Coming into rehearsal without knowing what to expect, Davis’ bass line instantly caught on and fit right in with the music, giving their sound more depth.
“For the first time, we sounded complete. When Aroyn came along, that’s when we knew that we really had something,” Miller said.
For Thursday’s concert, the band will play covers including “Do You Love Me (Now That I Can Dance)” by the Contours, but mostly original rock songs, including the three songs off of its soon-to-be-released EP.
“We chose songs that we love to play and have fun with,” said Miller. “But we also want the audience to have fun. There’s a little something for everyone.”
Miller asked Rachel Murray, a former musical theatre student at California State University, Fullerton and longtime friend, to sing with the band on some songs, including the band’s recently released first single, “Delusional,” which Miller wrote about a past relationship.
Davis, an experienced musician who has worked with numerous other bands, added that not all music allows for the listener to dive into the minds of the musicians and really grasp the ambiance of the piece.
“With songs like ours, your mind will form an image and you will be able to relate to it,” Davis said. “They’re not meaningless words.
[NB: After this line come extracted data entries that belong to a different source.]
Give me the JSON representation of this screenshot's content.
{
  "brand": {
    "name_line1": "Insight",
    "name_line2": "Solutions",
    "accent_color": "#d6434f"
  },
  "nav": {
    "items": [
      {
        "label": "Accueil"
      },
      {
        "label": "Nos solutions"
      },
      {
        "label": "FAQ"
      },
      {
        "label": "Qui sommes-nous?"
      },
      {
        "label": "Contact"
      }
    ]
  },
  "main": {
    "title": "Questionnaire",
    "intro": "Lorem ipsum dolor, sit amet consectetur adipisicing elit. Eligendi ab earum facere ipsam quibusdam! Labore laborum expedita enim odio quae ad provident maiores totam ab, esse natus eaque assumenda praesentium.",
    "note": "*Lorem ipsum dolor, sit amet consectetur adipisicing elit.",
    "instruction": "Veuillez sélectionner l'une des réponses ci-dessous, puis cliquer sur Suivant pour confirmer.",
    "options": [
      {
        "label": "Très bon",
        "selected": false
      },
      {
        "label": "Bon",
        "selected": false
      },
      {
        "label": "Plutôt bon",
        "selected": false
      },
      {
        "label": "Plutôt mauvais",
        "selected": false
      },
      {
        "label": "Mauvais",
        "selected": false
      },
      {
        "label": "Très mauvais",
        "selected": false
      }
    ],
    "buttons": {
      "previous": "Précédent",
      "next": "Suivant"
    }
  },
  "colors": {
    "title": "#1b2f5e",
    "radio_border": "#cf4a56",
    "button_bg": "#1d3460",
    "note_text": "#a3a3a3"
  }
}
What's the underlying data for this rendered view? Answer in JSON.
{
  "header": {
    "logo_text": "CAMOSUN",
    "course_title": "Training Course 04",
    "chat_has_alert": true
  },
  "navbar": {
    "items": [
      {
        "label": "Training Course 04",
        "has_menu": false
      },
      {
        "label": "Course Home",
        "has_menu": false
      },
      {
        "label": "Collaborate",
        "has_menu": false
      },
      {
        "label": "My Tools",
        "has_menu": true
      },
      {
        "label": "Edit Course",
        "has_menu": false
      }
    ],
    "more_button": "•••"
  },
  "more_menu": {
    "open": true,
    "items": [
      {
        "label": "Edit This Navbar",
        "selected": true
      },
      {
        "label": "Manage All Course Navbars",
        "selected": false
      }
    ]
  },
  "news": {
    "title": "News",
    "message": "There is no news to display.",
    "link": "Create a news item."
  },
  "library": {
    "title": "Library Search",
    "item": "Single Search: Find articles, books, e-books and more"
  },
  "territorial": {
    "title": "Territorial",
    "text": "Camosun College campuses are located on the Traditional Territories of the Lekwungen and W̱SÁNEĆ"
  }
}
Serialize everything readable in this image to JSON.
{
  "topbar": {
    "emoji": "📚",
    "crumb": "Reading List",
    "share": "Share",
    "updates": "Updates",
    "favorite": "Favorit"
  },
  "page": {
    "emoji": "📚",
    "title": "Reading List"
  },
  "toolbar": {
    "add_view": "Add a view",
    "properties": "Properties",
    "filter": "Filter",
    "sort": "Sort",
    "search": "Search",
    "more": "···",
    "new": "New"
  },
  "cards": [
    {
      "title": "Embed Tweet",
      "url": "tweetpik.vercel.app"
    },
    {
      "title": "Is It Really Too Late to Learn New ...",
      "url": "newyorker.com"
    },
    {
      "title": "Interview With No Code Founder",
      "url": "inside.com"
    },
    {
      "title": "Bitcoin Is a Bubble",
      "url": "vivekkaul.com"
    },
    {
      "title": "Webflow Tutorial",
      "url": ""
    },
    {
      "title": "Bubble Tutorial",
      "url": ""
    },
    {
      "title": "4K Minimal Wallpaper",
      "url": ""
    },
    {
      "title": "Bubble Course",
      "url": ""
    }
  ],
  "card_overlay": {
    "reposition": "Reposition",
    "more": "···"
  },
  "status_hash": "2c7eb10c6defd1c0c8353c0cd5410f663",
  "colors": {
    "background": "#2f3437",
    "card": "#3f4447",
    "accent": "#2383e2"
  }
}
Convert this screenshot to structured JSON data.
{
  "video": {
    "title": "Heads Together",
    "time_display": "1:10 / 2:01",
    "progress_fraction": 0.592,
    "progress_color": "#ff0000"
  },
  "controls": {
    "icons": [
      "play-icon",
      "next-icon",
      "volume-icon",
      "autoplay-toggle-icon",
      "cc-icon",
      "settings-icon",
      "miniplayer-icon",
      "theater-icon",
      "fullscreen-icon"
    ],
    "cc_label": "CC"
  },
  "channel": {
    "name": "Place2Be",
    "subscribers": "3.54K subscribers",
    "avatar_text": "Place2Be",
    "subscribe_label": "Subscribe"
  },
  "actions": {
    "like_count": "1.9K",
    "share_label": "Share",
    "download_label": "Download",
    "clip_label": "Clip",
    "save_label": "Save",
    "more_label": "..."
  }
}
The songs at this concert are going to tell a story.”
Miller said the music they will perform is different from the music on the Top 40 charts, which can be quickly forgotten about as new songs come to rise.
He compares listening to the band’s songs to reading a book, where the story doesn’t fade, but instead leaves a lasting impression on the reader.
“You should get something new out of a book every time you read it, and you should get something new out of a song every time you listen to it. Our music isn’t meant to be chewed up, spit out and thrown away,” Miller said. “We want our music to be something that people can hold on to.”
The band members said they hope everyone will give their sound a chance even though it may be different from what they are used to listening to.
“It’s definitely something that you should listen to a few times to fully understand,” Han said. “You have to let it marinate. That’s real music.”
The band is excited to finally perform a live show after months of recording its EP in a studio.
“We’re pulling out all the stops,” Miller said. “We’re so ready for this. We love what we do, we have a crazy amount of fun doing it and we can’t wait to show the world what we’ve got.”